In order to prevent giving out information that serves no purpose to legitimate external parties, it is wise to set in the main.cf file the parameter masquerade_domains = $mydomain (remember, “$mydomain” refers to a variable). If you wish to make an exception for mail sent by “root” (probably a good idea), you can set the parameter masquerade_exceptions = root. This will cause internal host names to be stripped from FQDSes in “From” addresses of outbound messages.
Now we come to one of the groovier things we can do to secure postfix: running it in a “chroot jail”. chroot is a UNIX command that confines the “chrooted” process to a specified directory; that directory becomes “/” for that process.

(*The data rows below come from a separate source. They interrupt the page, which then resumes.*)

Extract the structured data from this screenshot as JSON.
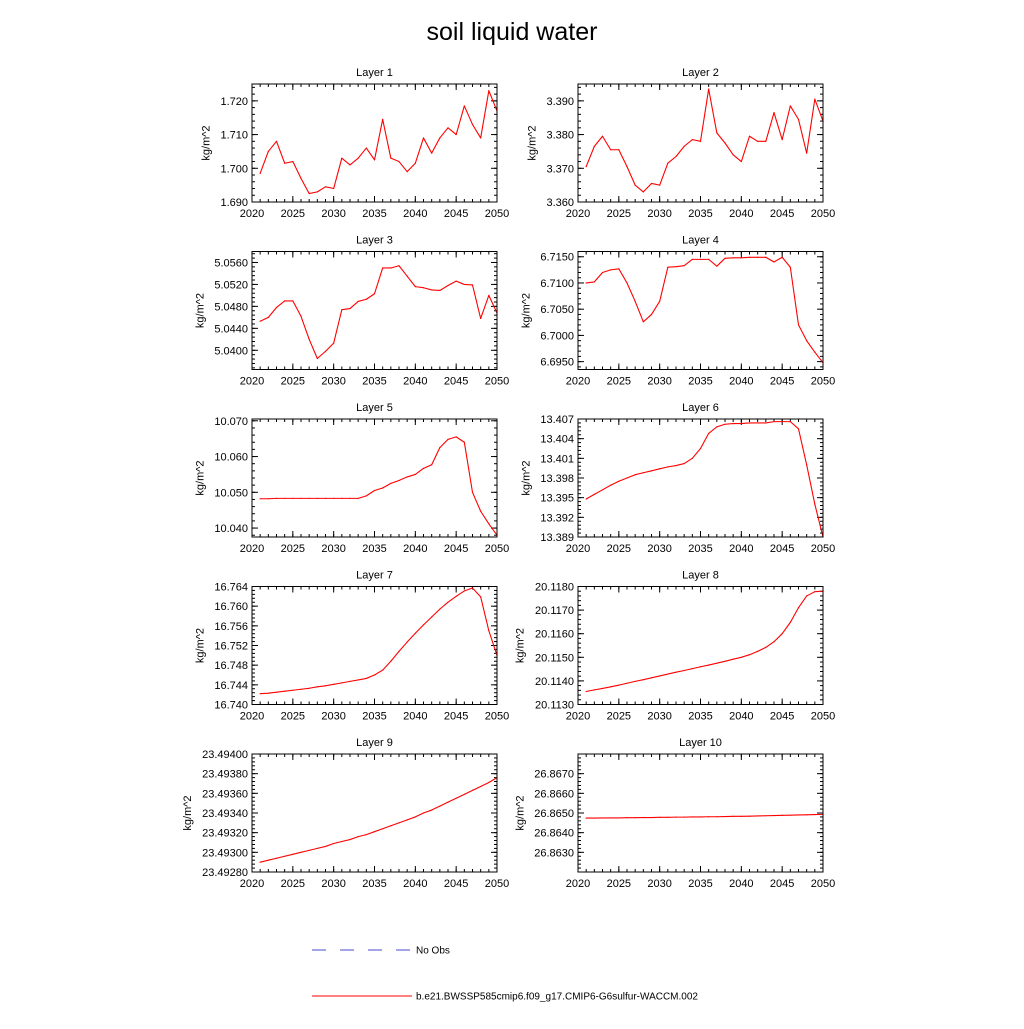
{
  "title": "soil liquid water",
  "colors": {
    "model": "#ff0000",
    "obs": "#4a4ad0",
    "axis": "#000000"
  },
  "legend": {
    "obs_label": "No Obs",
    "model_label": "b.e21.BWSSP585cmip6.f09_g17.CMIP6-G6sulfur-WACCM.002"
  },
  "chart_data": [
    {
      "type": "line",
      "title": "Layer 1",
      "xlabel": "",
      "ylabel": "kg/m^2",
      "xlim": [
        2020,
        2050
      ],
      "ylim": [
        1.69,
        1.725
      ],
      "xticks": [
        2020,
        2025,
        2030,
        2035,
        2040,
        2045,
        2050
      ],
      "yticks": [
        1.69,
        1.7,
        1.71,
        1.72
      ],
      "ytick_labels": [
        "1.690",
        "1.700",
        "1.710",
        "1.720"
      ],
      "x": [
        2021,
        2022,
        2023,
        2024,
        2025,
        2026,
        2027,
        2028,
        2029,
        2030,
        2031,
        2032,
        2033,
        2034,
        2035,
        2036,
        2037,
        2038,
        2039,
        2040,
        2041,
        2042,
        2043,
        2044,
        2045,
        2046,
        2047,
        2048,
        2049,
        2050
      ],
      "series": [
        {
          "values": [
            1.6985,
            1.705,
            1.708,
            1.7015,
            1.702,
            1.697,
            1.6925,
            1.693,
            1.6945,
            1.694,
            1.703,
            1.701,
            1.703,
            1.706,
            1.7025,
            1.7145,
            1.703,
            1.702,
            1.699,
            1.7015,
            1.709,
            1.7045,
            1.709,
            1.712,
            1.71,
            1.7185,
            1.713,
            1.709,
            1.723,
            1.717
          ]
        }
      ]
    },
    {
      "type": "line",
      "title": "Layer 2",
      "xlabel": "",
      "ylabel": "kg/m^2",
      "xlim": [
        2020,
        2050
      ],
      "ylim": [
        3.36,
        3.395
      ],
      "xticks": [
        2020,
        2025,
        2030,
        2035,
        2040,
        2045,
        2050
      ],
      "yticks": [
        3.36,
        3.37,
        3.38,
        3.39
      ],
      "ytick_labels": [
        "3.360",
        "3.370",
        "3.380",
        "3.390"
      ],
      "x": [
        2021,
        2022,
        2023,
        2024,
        2025,
        2026,
        2027,
        2028,
        2029,
        2030,
        2031,
        2032,
        2033,
        2034,
        2035,
        2036,
        2037,
        2038,
        2039,
        2040,
        2041,
        2042,
        2043,
        2044,
        2045,
        2046,
        2047,
        2048,
        2049,
        2050
      ],
      "series": [
        {
          "values": [
            3.3705,
            3.3765,
            3.3795,
            3.3755,
            3.3755,
            3.3705,
            3.365,
            3.363,
            3.3655,
            3.365,
            3.3715,
            3.3735,
            3.3765,
            3.3785,
            3.378,
            3.3935,
            3.3805,
            3.3775,
            3.374,
            3.372,
            3.3795,
            3.378,
            3.378,
            3.3865,
            3.3785,
            3.3885,
            3.3845,
            3.3745,
            3.3905,
            3.384
          ]
        }
      ]
    },
    {
      "type": "line",
      "title": "Layer 3",
      "xlabel": "",
      "ylabel": "kg/m^2",
      "xlim": [
        2020,
        2050
      ],
      "ylim": [
        5.0365,
        5.058
      ],
      "xticks": [
        2020,
        2025,
        2030,
        2035,
        2040,
        2045,
        2050
      ],
      "yticks": [
        5.04,
        5.044,
        5.048,
        5.052,
        5.056
      ],
      "ytick_labels": [
        "5.0400",
        "5.0440",
        "5.0480",
        "5.0520",
        "5.0560"
      ],
      "x": [
        2021,
        2022,
        2023,
        2024,
        2025,
        2026,
        2027,
        2028,
        2029,
        2030,
        2031,
        2032,
        2033,
        2034,
        2035,
        2036,
        2037,
        2038,
        2039,
        2040,
        2041,
        2042,
        2043,
        2044,
        2045,
        2046,
        2047,
        2048,
        2049,
        2050
      ],
      "series": [
        {
          "values": [
            5.0453,
            5.046,
            5.0478,
            5.049,
            5.049,
            5.0462,
            5.042,
            5.0385,
            5.0398,
            5.0413,
            5.0474,
            5.0476,
            5.0489,
            5.0493,
            5.0503,
            5.055,
            5.055,
            5.0554,
            5.0535,
            5.0516,
            5.0514,
            5.051,
            5.0509,
            5.0518,
            5.0526,
            5.052,
            5.0519,
            5.0458,
            5.05,
            5.0468
          ]
        }
      ]
    },
    {
      "type": "line",
      "title": "Layer 4",
      "xlabel": "",
      "ylabel": "kg/m^2",
      "xlim": [
        2020,
        2050
      ],
      "ylim": [
        6.6935,
        6.716
      ],
      "xticks": [
        2020,
        2025,
        2030,
        2035,
        2040,
        2045,
        2050
      ],
      "yticks": [
        6.695,
        6.7,
        6.705,
        6.71,
        6.715
      ],
      "ytick_labels": [
        "6.6950",
        "6.7000",
        "6.7050",
        "6.7100",
        "6.7150"
      ],
      "x": [
        2021,
        2022,
        2023,
        2024,
        2025,
        2026,
        2027,
        2028,
        2029,
        2030,
        2031,
        2032,
        2033,
        2034,
        2035,
        2036,
        2037,
        2038,
        2039,
        2040,
        2041,
        2042,
        2043,
        2044,
        2045,
        2046,
        2047,
        2048,
        2049,
        2050
      ],
      "series": [
        {
          "values": [
            6.71,
            6.7102,
            6.712,
            6.7125,
            6.7127,
            6.71,
            6.7065,
            6.7026,
            6.704,
            6.7065,
            6.713,
            6.7131,
            6.7133,
            6.7145,
            6.7145,
            6.7145,
            6.7132,
            6.7147,
            6.7148,
            6.7148,
            6.7149,
            6.7149,
            6.7149,
            6.714,
            6.7149,
            6.713,
            6.702,
            6.699,
            6.6968,
            6.6948
          ]
        }
      ]
    },
    {
      "type": "line",
      "title": "Layer 5",
      "xlabel": "",
      "ylabel": "kg/m^2",
      "xlim": [
        2020,
        2050
      ],
      "ylim": [
        10.0375,
        10.0705
      ],
      "xticks": [
        2020,
        2025,
        2030,
        2035,
        2040,
        2045,
        2050
      ],
      "yticks": [
        10.04,
        10.05,
        10.06,
        10.07
      ],
      "ytick_labels": [
        "10.040",
        "10.050",
        "10.060",
        "10.070"
      ],
      "x": [
        2021,
        2022,
        2023,
        2024,
        2025,
        2026,
        2027,
        2028,
        2029,
        2030,
        2031,
        2032,
        2033,
        2034,
        2035,
        2036,
        2037,
        2038,
        2039,
        2040,
        2041,
        2042,
        2043,
        2044,
        2045,
        2046,
        2047,
        2048,
        2049,
        2050
      ],
      "series": [
        {
          "values": [
            10.0482,
            10.0482,
            10.0483,
            10.0483,
            10.0483,
            10.0483,
            10.0483,
            10.0483,
            10.0483,
            10.0483,
            10.0483,
            10.0483,
            10.0483,
            10.049,
            10.0505,
            10.0512,
            10.0525,
            10.0533,
            10.0543,
            10.055,
            10.0567,
            10.0577,
            10.0625,
            10.0648,
            10.0655,
            10.064,
            10.05,
            10.0447,
            10.0412,
            10.038
          ]
        }
      ]
    },
    {
      "type": "line",
      "title": "Layer 6",
      "xlabel": "",
      "ylabel": "kg/m^2",
      "xlim": [
        2020,
        2050
      ],
      "ylim": [
        13.389,
        13.407
      ],
      "xticks": [
        2020,
        2025,
        2030,
        2035,
        2040,
        2045,
        2050
      ],
      "yticks": [
        13.389,
        13.392,
        13.395,
        13.398,
        13.401,
        13.404,
        13.407
      ],
      "ytick_labels": [
        "13.389",
        "13.392",
        "13.395",
        "13.398",
        "13.401",
        "13.404",
        "13.407"
      ],
      "x": [
        2021,
        2022,
        2023,
        2024,
        2025,
        2026,
        2027,
        2028,
        2029,
        2030,
        2031,
        2032,
        2033,
        2034,
        2035,
        2036,
        2037,
        2038,
        2039,
        2040,
        2041,
        2042,
        2043,
        2044,
        2045,
        2046,
        2047,
        2048,
        2049,
        2050
      ],
      "series": [
        {
          "values": [
            13.3948,
            13.3955,
            13.3962,
            13.3969,
            13.3975,
            13.398,
            13.3985,
            13.3988,
            13.3991,
            13.3994,
            13.3997,
            13.3999,
            13.4002,
            13.401,
            13.4025,
            13.4048,
            13.4058,
            13.4062,
            13.4063,
            13.4063,
            13.4064,
            13.4064,
            13.4064,
            13.4066,
            13.4066,
            13.4066,
            13.4055,
            13.4,
            13.394,
            13.389
          ]
        }
      ]
    },
    {
      "type": "line",
      "title": "Layer 7",
      "xlabel": "",
      "ylabel": "kg/m^2",
      "xlim": [
        2020,
        2050
      ],
      "ylim": [
        16.74,
        16.764
      ],
      "xticks": [
        2020,
        2025,
        2030,
        2035,
        2040,
        2045,
        2050
      ],
      "yticks": [
        16.74,
        16.744,
        16.748,
        16.752,
        16.756,
        16.76,
        16.764
      ],
      "ytick_labels": [
        "16.740",
        "16.744",
        "16.748",
        "16.752",
        "16.756",
        "16.760",
        "16.764"
      ],
      "x": [
        2021,
        2022,
        2023,
        2024,
        2025,
        2026,
        2027,
        2028,
        2029,
        2030,
        2031,
        2032,
        2033,
        2034,
        2035,
        2036,
        2037,
        2038,
        2039,
        2040,
        2041,
        2042,
        2043,
        2044,
        2045,
        2046,
        2047,
        2048,
        2049,
        2050
      ],
      "series": [
        {
          "values": [
            16.7422,
            16.7423,
            16.7425,
            16.7427,
            16.7429,
            16.7431,
            16.7433,
            16.7436,
            16.7438,
            16.7441,
            16.7444,
            16.7447,
            16.745,
            16.7453,
            16.746,
            16.747,
            16.7488,
            16.7508,
            16.7527,
            16.7545,
            16.7562,
            16.7578,
            16.7594,
            16.7608,
            16.762,
            16.7631,
            16.7637,
            16.7619,
            16.755,
            16.75
          ]
        }
      ]
    },
    {
      "type": "line",
      "title": "Layer 8",
      "xlabel": "",
      "ylabel": "kg/m^2",
      "xlim": [
        2020,
        2050
      ],
      "ylim": [
        20.113,
        20.118
      ],
      "xticks": [
        2020,
        2025,
        2030,
        2035,
        2040,
        2045,
        2050
      ],
      "yticks": [
        20.113,
        20.114,
        20.115,
        20.116,
        20.117,
        20.118
      ],
      "ytick_labels": [
        "20.1130",
        "20.1140",
        "20.1150",
        "20.1160",
        "20.1170",
        "20.1180"
      ],
      "x": [
        2021,
        2022,
        2023,
        2024,
        2025,
        2026,
        2027,
        2028,
        2029,
        2030,
        2031,
        2032,
        2033,
        2034,
        2035,
        2036,
        2037,
        2038,
        2039,
        2040,
        2041,
        2042,
        2043,
        2044,
        2045,
        2046,
        2047,
        2048,
        2049,
        2050
      ],
      "series": [
        {
          "values": [
            20.11355,
            20.11362,
            20.11368,
            20.11375,
            20.11382,
            20.1139,
            20.11398,
            20.11405,
            20.11413,
            20.11421,
            20.11429,
            20.11437,
            20.11444,
            20.11452,
            20.1146,
            20.11467,
            20.11475,
            20.11483,
            20.11492,
            20.115,
            20.11511,
            20.11525,
            20.11542,
            20.11566,
            20.116,
            20.11648,
            20.1171,
            20.1176,
            20.11778,
            20.1178
          ]
        }
      ]
    },
    {
      "type": "line",
      "title": "Layer 9",
      "xlabel": "",
      "ylabel": "kg/m^2",
      "xlim": [
        2020,
        2050
      ],
      "ylim": [
        23.4928,
        23.494
      ],
      "xticks": [
        2020,
        2025,
        2030,
        2035,
        2040,
        2045,
        2050
      ],
      "yticks": [
        23.4928,
        23.493,
        23.4932,
        23.4934,
        23.4936,
        23.4938,
        23.494
      ],
      "ytick_labels": [
        "23.49280",
        "23.49300",
        "23.49320",
        "23.49340",
        "23.49360",
        "23.49380",
        "23.49400"
      ],
      "x": [
        2021,
        2022,
        2023,
        2024,
        2025,
        2026,
        2027,
        2028,
        2029,
        2030,
        2031,
        2032,
        2033,
        2034,
        2035,
        2036,
        2037,
        2038,
        2039,
        2040,
        2041,
        2042,
        2043,
        2044,
        2045,
        2046,
        2047,
        2048,
        2049,
        2050
      ],
      "series": [
        {
          "values": [
            23.4929,
            23.49292,
            23.49294,
            23.49296,
            23.49298,
            23.493,
            23.49302,
            23.49304,
            23.49306,
            23.49309,
            23.49311,
            23.49313,
            23.49316,
            23.49318,
            23.49321,
            23.49324,
            23.49327,
            23.4933,
            23.49333,
            23.49336,
            23.4934,
            23.49343,
            23.49347,
            23.49351,
            23.49355,
            23.49359,
            23.49363,
            23.49367,
            23.49371,
            23.49376
          ]
        }
      ]
    },
    {
      "type": "line",
      "title": "Layer 10",
      "xlabel": "",
      "ylabel": "kg/m^2",
      "xlim": [
        2020,
        2050
      ],
      "ylim": [
        26.862,
        26.868
      ],
      "xticks": [
        2020,
        2025,
        2030,
        2035,
        2040,
        2045,
        2050
      ],
      "yticks": [
        26.863,
        26.864,
        26.865,
        26.866,
        26.867
      ],
      "ytick_labels": [
        "26.8630",
        "26.8640",
        "26.8650",
        "26.8660",
        "26.8670"
      ],
      "x": [
        2021,
        2022,
        2023,
        2024,
        2025,
        2026,
        2027,
        2028,
        2029,
        2030,
        2031,
        2032,
        2033,
        2034,
        2035,
        2036,
        2037,
        2038,
        2039,
        2040,
        2041,
        2042,
        2043,
        2044,
        2045,
        2046,
        2047,
        2048,
        2049,
        2050
      ],
      "series": [
        {
          "values": [
            26.86474,
            26.86474,
            26.86475,
            26.86475,
            26.86475,
            26.86476,
            26.86476,
            26.86477,
            26.86477,
            26.86478,
            26.86478,
            26.86479,
            26.86479,
            26.8648,
            26.8648,
            26.86481,
            26.86481,
            26.86482,
            26.86483,
            26.86483,
            26.86484,
            26.86485,
            26.86486,
            26.86487,
            26.86488,
            26.86489,
            26.8649,
            26.86491,
            26.86492,
            26.86493
          ]
        }
      ]
    }
  ]
}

This usually requires you to first create copies of things needed by the process but normally kept elsewhere. For example, if the process looks for “/etc/mydaemon.conf” upon startup but is being chrooted to “/var/mydaemon”, the process will actually look for “/var/mydaemon/etc/mydaemon.conf”.
The advantage to chrooting should be obvious: should a chrooted-postfix process become hijacked somehow, the attacker will find himself in a “padded cell” from which (hopefully) no sensitive or important system files or data can be accessed. This isn't a panacea, but it significantly. increases the difficulty of exploiting postfix.
Happily, the preparations required to chroot postfix are provided in a subdirectory of the postfix documentation called “examples”. These files aren't really shell scripts: they're suggested sequences of commands.
Better still, some binary distributions of postfix have installation scripts that automatically make these preparations for you after installing postfix. In SuSE, for example, the postfix RPM package runs a script that creates a complete directory tree for postfix to use when chrooted (etc, usr, lib, and so forth) in /var/spool/postfix, with the appropriate ownerships and permissions.
In addition to “provisioning” postfix's chroot jail, you need to edit /etc/postfix/master.cf to toggle the postfix dæmons you wish to run chrooted (i.e., put a “y” in the “chroot” column of each dæmon to be chrooted). Do not, however, do this for dæmons whose “command” column indicates that they are of type “pipe” or “local”. Some binary-package distributions toggle the appropriate dæmons to chroot automatically during postfix installation (again, SuSE does).
After configuring the chroot jail and editing master.cf, all you need to do is start postfix the way you normally would: postfix start. Postfix's master process handles the actual chroot-ing.
That's more than enough information to get you started. May your mail arrive promptly and the spamming filth stay out!